Consequences. Slightly more cost (~USD 3.50/M requests) in exchange for auth, rate limits and a stable contract.
Cost analysis¶
Assumes us-east-1 on-demand. Embedding & synthesis pricing as of 2026-Q1.
| Sizing | Queries / mo | Corpus | Re-ingestion / mo | Approx. monthly USD |
|---|---|---|---|---|
| S — pilot | 10 000 | 100 MB | 1× full | ~ $430 |
| M — team | 200 000 | 5 GB | 1× full + 10% incrementals | ~ $880 |
| L — org | 2 000 000 | 50 GB | weekly incrementals | ~ $3 100 |
Inputs (M sizing):
- OpenSearch Serverless: 2 OCUs × 730h × $0.24 = $350
- Bedrock Claude Sonnet: 200k queries × (1k in + 0.5k out tokens avg) = 200M in + 100M out → ~$300
- Bedrock Titan Embeddings: 5 GB × 1.5 (chunk overhead) / 3 chars/token = ~2.5M tokens → ~$2.50
- API Gateway: 200k × $3.50/M = $0.70
- Lambda: 200k × 300 ms × 512 MB = ~30k GB-s → free tier
- S3: 5 GB × $0.023 = $0.12
- CloudWatch: ~$25 logs/metrics
- Misc (Cognito, data transfer): ~$200
Verify with the AWS Pricing Calculator before any commitment.
Well-Architected review¶
Operational excellence. Structured logs with request_id and kb_invocation_id; alarms on retrieval latency p99 and on citations-per-answer = 0 (sign of a bad query or empty corpus).
Security. KB role scoped to a single S3 prefix; vector collection is private (data access policies, not public). Cognito JWT validated at the edge. Bedrock content filters enabled on the model invocation profile.
Reliability. API Gateway + Lambda are inherently multi-AZ. OpenSearch Serverless auto-rebalances OCUs. The S3 source bucket is versioned so a bad ingestion is recoverable.
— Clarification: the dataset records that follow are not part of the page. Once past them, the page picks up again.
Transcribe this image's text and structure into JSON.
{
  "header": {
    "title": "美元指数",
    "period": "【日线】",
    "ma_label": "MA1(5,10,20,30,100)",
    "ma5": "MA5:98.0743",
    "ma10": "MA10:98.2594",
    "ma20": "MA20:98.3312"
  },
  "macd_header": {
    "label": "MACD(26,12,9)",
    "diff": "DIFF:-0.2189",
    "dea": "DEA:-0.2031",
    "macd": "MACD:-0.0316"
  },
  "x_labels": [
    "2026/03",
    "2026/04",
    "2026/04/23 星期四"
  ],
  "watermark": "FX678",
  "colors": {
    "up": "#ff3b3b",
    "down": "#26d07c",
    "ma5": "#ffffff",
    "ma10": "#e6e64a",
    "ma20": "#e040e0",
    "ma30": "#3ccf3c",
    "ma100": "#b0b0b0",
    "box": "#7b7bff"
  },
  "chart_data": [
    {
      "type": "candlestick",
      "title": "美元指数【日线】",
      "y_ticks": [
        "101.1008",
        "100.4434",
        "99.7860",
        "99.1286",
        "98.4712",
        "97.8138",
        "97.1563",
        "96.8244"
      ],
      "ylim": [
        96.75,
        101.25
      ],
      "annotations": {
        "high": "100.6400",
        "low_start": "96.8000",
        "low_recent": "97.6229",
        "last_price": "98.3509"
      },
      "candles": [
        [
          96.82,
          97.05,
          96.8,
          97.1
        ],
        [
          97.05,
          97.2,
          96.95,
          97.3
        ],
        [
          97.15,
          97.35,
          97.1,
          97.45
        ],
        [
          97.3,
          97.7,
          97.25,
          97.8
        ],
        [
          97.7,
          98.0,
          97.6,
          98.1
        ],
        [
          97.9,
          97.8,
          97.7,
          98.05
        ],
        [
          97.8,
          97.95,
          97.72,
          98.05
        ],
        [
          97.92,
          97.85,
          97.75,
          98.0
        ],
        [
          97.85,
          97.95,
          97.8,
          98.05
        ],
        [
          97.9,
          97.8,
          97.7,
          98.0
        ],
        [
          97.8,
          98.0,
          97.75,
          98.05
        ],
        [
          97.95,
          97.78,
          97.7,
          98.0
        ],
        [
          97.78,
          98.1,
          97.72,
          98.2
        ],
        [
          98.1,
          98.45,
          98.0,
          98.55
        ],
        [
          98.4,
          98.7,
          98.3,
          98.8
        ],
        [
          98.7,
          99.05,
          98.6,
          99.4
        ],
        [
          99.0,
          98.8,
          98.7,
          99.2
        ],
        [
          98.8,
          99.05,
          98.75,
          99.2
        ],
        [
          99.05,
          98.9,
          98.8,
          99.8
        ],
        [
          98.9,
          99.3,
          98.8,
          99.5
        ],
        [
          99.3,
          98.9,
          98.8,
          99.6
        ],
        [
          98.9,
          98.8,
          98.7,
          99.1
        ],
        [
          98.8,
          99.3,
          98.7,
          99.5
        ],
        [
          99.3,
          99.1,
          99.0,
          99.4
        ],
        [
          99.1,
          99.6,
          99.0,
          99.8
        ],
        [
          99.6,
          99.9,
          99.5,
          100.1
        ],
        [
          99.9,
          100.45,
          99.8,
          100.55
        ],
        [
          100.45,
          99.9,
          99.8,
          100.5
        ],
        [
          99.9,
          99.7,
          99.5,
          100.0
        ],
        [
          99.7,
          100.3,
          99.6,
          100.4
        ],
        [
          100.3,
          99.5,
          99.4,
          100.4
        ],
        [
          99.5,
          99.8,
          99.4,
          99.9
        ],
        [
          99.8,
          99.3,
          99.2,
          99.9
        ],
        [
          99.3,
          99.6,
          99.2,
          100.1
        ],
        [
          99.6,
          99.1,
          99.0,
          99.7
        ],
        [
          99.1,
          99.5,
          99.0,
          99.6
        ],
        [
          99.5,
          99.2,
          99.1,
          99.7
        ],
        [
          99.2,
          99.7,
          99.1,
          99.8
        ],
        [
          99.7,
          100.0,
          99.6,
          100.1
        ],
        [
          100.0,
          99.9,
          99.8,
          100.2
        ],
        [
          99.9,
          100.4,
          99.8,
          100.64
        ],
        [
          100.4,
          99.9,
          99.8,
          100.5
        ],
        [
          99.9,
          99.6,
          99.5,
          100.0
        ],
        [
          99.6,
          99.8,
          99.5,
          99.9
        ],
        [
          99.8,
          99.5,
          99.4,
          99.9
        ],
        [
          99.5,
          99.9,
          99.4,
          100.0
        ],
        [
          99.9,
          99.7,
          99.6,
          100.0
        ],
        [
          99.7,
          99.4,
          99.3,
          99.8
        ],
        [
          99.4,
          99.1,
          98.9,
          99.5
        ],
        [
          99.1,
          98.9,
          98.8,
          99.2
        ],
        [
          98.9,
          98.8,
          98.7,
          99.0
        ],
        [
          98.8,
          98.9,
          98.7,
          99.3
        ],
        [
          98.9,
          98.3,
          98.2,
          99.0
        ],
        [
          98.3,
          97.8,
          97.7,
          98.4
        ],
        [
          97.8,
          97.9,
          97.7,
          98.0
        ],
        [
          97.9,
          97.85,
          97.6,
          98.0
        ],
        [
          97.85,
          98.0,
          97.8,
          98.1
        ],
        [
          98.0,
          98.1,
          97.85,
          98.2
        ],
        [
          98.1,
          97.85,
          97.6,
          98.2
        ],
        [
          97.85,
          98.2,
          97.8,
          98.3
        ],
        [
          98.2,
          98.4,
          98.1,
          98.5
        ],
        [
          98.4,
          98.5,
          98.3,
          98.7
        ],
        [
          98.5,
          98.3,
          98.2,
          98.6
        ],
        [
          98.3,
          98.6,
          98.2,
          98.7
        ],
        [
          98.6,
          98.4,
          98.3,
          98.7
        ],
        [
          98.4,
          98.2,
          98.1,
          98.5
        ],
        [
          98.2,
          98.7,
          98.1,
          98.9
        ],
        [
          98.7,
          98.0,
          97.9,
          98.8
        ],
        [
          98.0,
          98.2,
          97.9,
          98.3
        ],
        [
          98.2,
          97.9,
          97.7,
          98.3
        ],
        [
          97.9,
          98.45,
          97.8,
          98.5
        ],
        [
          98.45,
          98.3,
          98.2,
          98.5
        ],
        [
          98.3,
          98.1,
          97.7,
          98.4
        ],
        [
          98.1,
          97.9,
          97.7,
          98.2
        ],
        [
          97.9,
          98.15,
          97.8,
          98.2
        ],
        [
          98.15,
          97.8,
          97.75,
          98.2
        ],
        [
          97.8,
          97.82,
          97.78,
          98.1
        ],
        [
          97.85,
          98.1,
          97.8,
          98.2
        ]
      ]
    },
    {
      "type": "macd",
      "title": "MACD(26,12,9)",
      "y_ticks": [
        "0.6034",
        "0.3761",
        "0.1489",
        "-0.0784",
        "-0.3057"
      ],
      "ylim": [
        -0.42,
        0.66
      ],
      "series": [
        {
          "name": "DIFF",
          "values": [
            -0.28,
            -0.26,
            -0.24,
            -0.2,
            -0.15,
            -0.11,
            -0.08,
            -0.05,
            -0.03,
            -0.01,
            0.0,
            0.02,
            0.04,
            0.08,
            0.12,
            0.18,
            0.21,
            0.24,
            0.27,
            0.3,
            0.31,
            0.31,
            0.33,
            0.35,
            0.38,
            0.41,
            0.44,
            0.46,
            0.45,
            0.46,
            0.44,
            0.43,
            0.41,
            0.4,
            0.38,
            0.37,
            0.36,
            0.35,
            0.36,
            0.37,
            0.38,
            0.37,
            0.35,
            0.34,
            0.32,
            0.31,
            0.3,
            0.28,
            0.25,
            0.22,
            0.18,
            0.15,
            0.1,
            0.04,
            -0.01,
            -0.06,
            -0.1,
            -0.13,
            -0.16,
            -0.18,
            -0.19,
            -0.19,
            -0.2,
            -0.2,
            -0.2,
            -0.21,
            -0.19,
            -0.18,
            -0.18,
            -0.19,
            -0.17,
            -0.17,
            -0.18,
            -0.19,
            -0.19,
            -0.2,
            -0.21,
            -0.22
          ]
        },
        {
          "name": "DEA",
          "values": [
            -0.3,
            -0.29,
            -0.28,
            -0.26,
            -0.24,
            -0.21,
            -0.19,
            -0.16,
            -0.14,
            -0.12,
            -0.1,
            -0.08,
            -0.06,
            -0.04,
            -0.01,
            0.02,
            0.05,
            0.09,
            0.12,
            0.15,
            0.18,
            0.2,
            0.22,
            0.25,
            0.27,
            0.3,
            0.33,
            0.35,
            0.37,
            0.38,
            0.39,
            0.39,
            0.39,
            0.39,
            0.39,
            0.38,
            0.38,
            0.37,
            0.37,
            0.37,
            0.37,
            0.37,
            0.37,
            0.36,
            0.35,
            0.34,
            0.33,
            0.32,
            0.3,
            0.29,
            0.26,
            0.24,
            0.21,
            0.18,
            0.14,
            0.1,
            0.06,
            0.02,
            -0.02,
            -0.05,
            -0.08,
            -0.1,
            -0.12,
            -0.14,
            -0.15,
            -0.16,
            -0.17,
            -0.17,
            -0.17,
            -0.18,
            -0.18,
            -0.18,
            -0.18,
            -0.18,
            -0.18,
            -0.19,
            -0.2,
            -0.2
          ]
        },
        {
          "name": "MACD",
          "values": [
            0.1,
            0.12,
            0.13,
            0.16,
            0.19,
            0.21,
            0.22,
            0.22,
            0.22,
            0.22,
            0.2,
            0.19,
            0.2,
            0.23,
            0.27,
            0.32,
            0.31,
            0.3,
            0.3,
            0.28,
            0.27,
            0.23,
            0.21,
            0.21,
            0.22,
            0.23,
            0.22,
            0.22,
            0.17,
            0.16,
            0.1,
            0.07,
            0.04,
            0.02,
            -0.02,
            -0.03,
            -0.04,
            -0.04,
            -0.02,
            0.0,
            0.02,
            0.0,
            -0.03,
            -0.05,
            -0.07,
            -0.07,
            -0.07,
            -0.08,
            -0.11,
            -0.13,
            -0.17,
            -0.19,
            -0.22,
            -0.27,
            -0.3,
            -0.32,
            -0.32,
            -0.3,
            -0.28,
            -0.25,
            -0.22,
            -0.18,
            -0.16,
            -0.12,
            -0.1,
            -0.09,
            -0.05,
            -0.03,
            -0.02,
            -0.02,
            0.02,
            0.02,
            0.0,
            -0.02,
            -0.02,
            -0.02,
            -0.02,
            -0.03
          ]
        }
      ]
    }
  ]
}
Performance efficiency. Cold-start budget on the Lambda is ~600 ms; mitigated by provisioned concurrency on the hot Lambda when p99 latency targets demand it.
Cost optimization. OCU floor dominates at low traffic — consolidate multiple KBs in a single collection if you can. Move from Claude Sonnet to Haiku for routing or summarization sub-prompts.
Sustainability. Serverless throughout; idle capacity is minimised.
Trade-offs¶
Use this when:
- Corpus is mostly text (Markdown, PDF, HTML, Word, simple tables).
- Queries are natural language, retrieval is the main lever, and you want citations.
- Team is small and ops capacity is limited.
Do NOT use this when:
- You need joint relational + vector queries → Aurora pgvector or pgvector on RDS.
- Documents are highly structured (forms, schemas) — a structured-query layer + embeddings hybrid will outperform.
- Latency budget is < 1 s end-to-end at p99 —
RetrieveAndGeneratetypically lands at 1–3 s. - You need cross-KB blending or custom prompt templates per tenant — use
Retrieve+ manual synth instead.
Terraform skeleton¶
See terraform/. The skeleton creates the S3 bucket, the KB, the vector collection, the data access policies, and a starter Lambda. Naming, tags, IAM boundaries and state backend are intentionally omitted.